Tarification à l'activité
Un syndicat de cliniques monte au créneau


LE SYNDICAT de cliniques en médecine, chirurgie, obstétrique (SCSCom) dénonce une mise en œuvre inéquitable de la T2A, la tarification à l'activité, selon le type d'établissement.
Les hôpitaux publics et privés participant au service public hospitalier (Psph) viennent d'être informés par le ministère de la Santé des tarifs de soins qui leur seront imposés en 2004, alors que les cliniques privées devront attendre le mois d'octobre pour connaître leurs nouveaux tarifs, déplore le syndicat dans un communiqué. « Quel est le chef d'entreprise qui sait comment gérer un établissement de 200, 300 employés ou plus sans connaître le montant des tarifs de ses prestations ? », questionne SCSCom, qui qualifie d'« irresponsable » l'attitude du gouvernement. Olivier Toma, trésorier de SCSCom et directeur de la clinique Champeau à Béziers, est inquiet : « Ne pas connaître nos tarifs nous plonge dans une situation impossible à gérer, explique-t-il.
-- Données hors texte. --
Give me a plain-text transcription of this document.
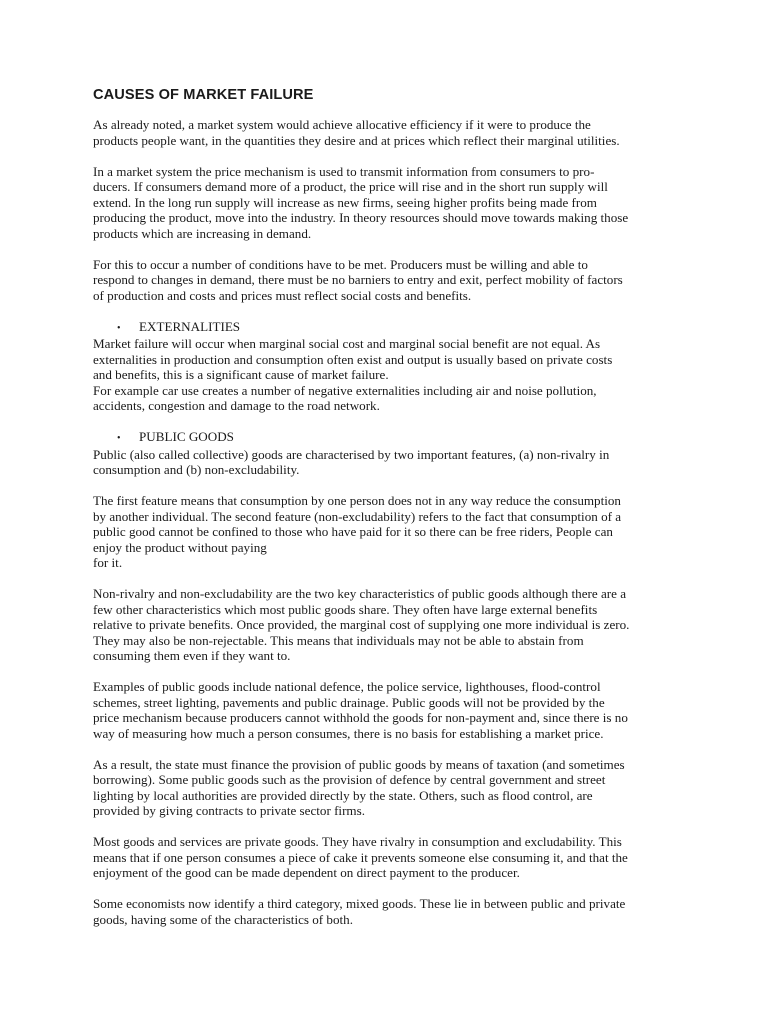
CAUSES OF MARKET FAILURE

As already noted, a market system would achieve allocative efficiency if it were to produce the
products people want, in the quantities they desire and at prices which reflect their marginal utilities.

In a market system the price mechanism is used to transmit information from consumers to pro-
ducers. If consumers demand more of a product, the price will rise and in the short run supply will
extend. In the long run supply will increase as new firms, seeing higher profits being made from
producing the product, move into the industry. In theory resources should move towards making those
products which are increasing in demand.

For this to occur a number of conditions have to be met. Producers must be willing and able to
respond to changes in demand, there must be no barniers to entry and exit, perfect mobility of factors
of production and costs and prices must reflect social costs and benefits.

• EXTERNALITIES
Market failure will occur when marginal social cost and marginal social benefit are not equal. As
externalities in production and consumption often exist and output is usually based on private costs
and benefits, this is a significant cause of market failure.
For example car use creates a number of negative externalities including air and noise pollution,
accidents, congestion and damage to the road network.
• PUBLIC GOODS
Public (also called collective) goods are characterised by two important features, (a) non-rivalry in
consumption and (b) non-excludability.

The first feature means that consumption by one person does not in any way reduce the consumption
by another individual. The second feature (non-excludability) refers to the fact that consumption of a
public good cannot be confined to those who have paid for it so there can be free riders, People can
enjoy the product without paying
for it.

Non-rivalry and non-excludability are the two key characteristics of public goods although there are a
few other characteristics which most public goods share. They often have large external benefits
relative to private benefits. Once provided, the marginal cost of supplying one more individual is zero.
They may also be non-rejectable. This means that individuals may not be able to abstain from
consuming them even if they want to.

Examples of public goods include national defence, the police service, lighthouses, flood-control
schemes, street lighting, pavements and public drainage. Public goods will not be provided by the
price mechanism because producers cannot withhold the goods for non-payment and, since there is no
way of measuring how much a person consumes, there is no basis for establishing a market price.

As a result, the state must finance the provision of public goods by means of taxation (and sometimes
borrowing). Some public goods such as the provision of defence by central government and street
lighting by local authorities are provided directly by the state. Others, such as flood control, are
provided by giving contracts to private sector firms.

Most goods and services are private goods. They have rivalry in consumption and excludability. This
means that if one person consumes a piece of cake it prevents someone else consuming it, and that the
enjoyment of the good can be made dependent on direct payment to the producer.

Some economists now identify a third category, mixed goods. These lie in between public and private
goods, having some of the characteristics of both.
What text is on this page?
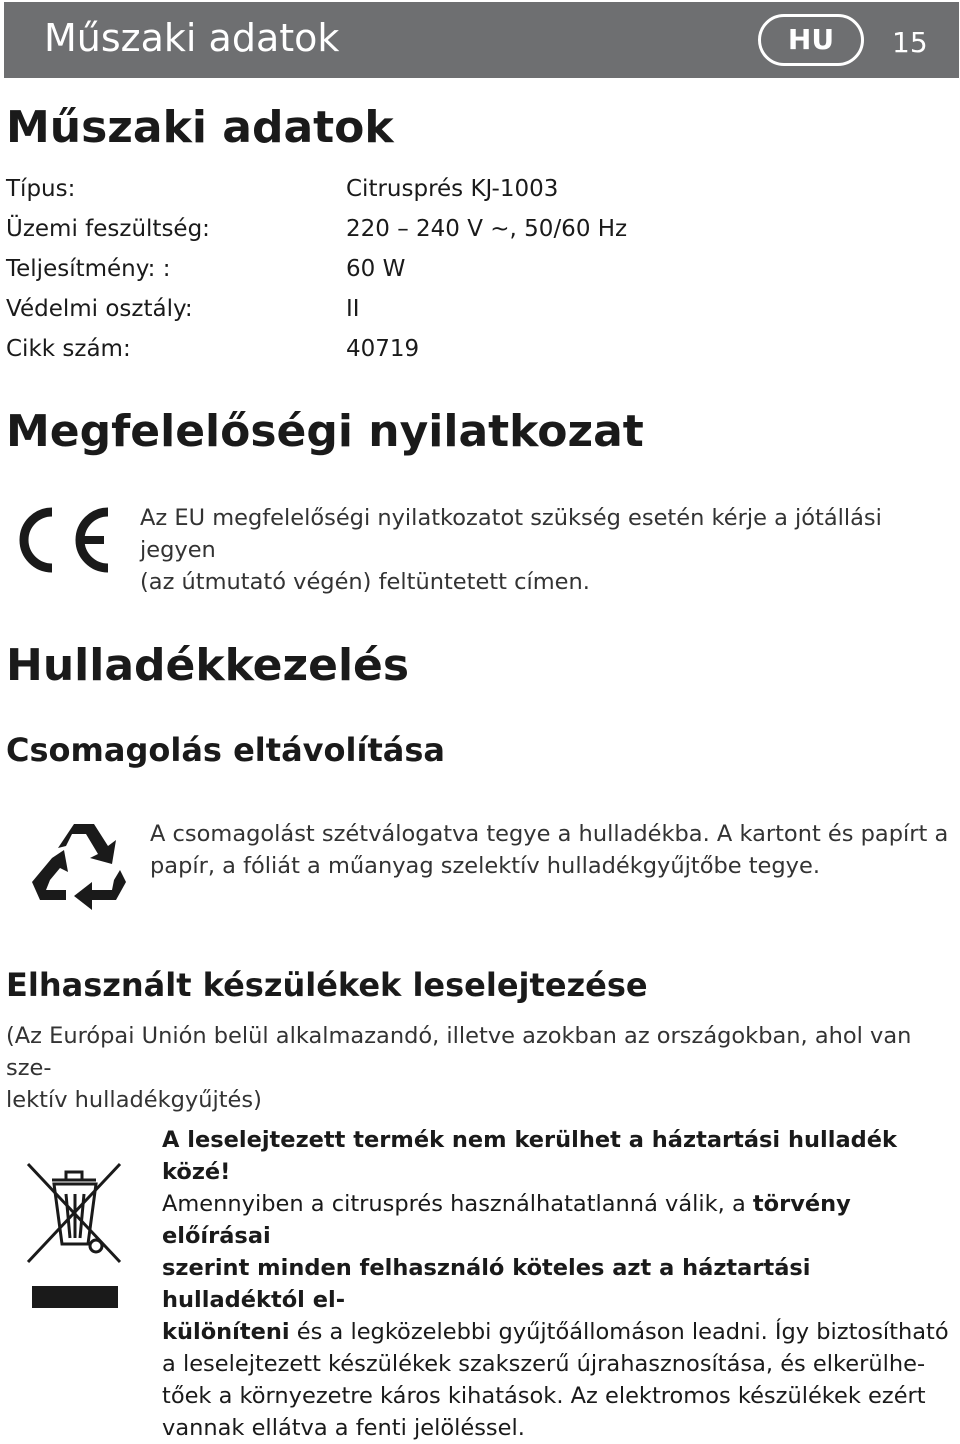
Műszaki adatok	HU	15
Műszaki adatok
Típus:	Citrusprés KJ-1003
Üzemi feszültség:	220 – 240 V ~, 50/60 Hz
Teljesítmény: :	60 W
Védelmi osztály:	II
Cikk szám:	40719
Megfelelőségi nyilatkozat
Az EU megfelelőségi nyilatkozatot szükség esetén kérje a jótállási jegyen
(az útmutató végén) feltüntetett címen.
Hulladékkezelés
Csomagolás eltávolítása
A csomagolást szétválogatva tegye a hulladékba. A kartont és papírt a
papír, a fóliát a műanyag szelektív hulladékgyűjtőbe tegye.
Elhasznált készülékek leselejtezése
(Az Európai Unión belül alkalmazandó, illetve azokban az országokban, ahol van sze-
lektív hulladékgyűjtés)
A leselejtezett termék nem kerülhet a háztartási hulladék közé!
Amennyiben a citrusprés használhatatlanná válik, a törvény előírásai
szerint minden felhasználó köteles azt a háztartási hulladéktól el-
különíteni és a legközelebbi gyűjtőállomáson leadni. Így biztosítható
a leselejtezett készülékek szakszerű újrahasznosítása, és elkerülhe-
tőek a környezetre káros kihatások. Az elektromos készülékek ezért
vannak ellátva a fenti jelöléssel.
Car comment faire un plan d'investissement, un contrat d'objectifs et de moyens quand on est incapable de fournir un prévisionnel d'activité ? De nombreuses cliniques se trouvent coincées face à leur banquier. » Olivier Toma aurait souhaité que les cliniques, qui basculeront complètement dans la T2A en octobre 2004, apprennent dès à présent leurs nouveaux tarifs, à l'instar des hôpitaux, « dont seuls 10 % de leur activité sera tarifée sous forme de T2A », rappelle-t-il.
La direction de l'Hospitalisation et de l'Organisation des soins (Dhos) précise qu'une telle démarche aurait été impossible : « Les négociations annuelles des tarifs des cliniques ont lieu en ce moment comme d'habitude ; ces tarifs seront connus en mai et seront fixés selon l'ancienne formule, avec des prix de journée, des frais de salle d'opération, etc. C'est en fonction de ces tarifs, valables jusqu'en octobre, que la Dhos fixera les nouveaux tarifs des cliniques dans le cadre de la T2A. Les cliniques seront informées en septembre de leur montant. Le raisonnement est différent pour les hôpitaux, qui devaient avoir connaissance de leurs tarifs le plus tôt possible car leur budget est annualisé. »
La Dhos réfute le fait que la T2A mette dans l'embarras les cliniques privées. « Une clinique qui a des problèmes avec son banquier aujourd'hui était déjà en difficulté avant, c'est sans rapport avec la réforme », estime la direction de l'Hospitalisation, qui, si elle comprend « l'inquiétude, légitime, des cliniques », tient à les rassurer en rappelant qu'il est prévu « un coefficient correcteur MCO, individualisé par établissement, qui lisse l'entrée dans le dispositif ». A défaut d'être fixé dès à présent, Olivier Toma demande que l'on applique aux cliniques en octobre les mêmes tarifs que ceux que le gouvernement vient de fixer pour les hôpitaux.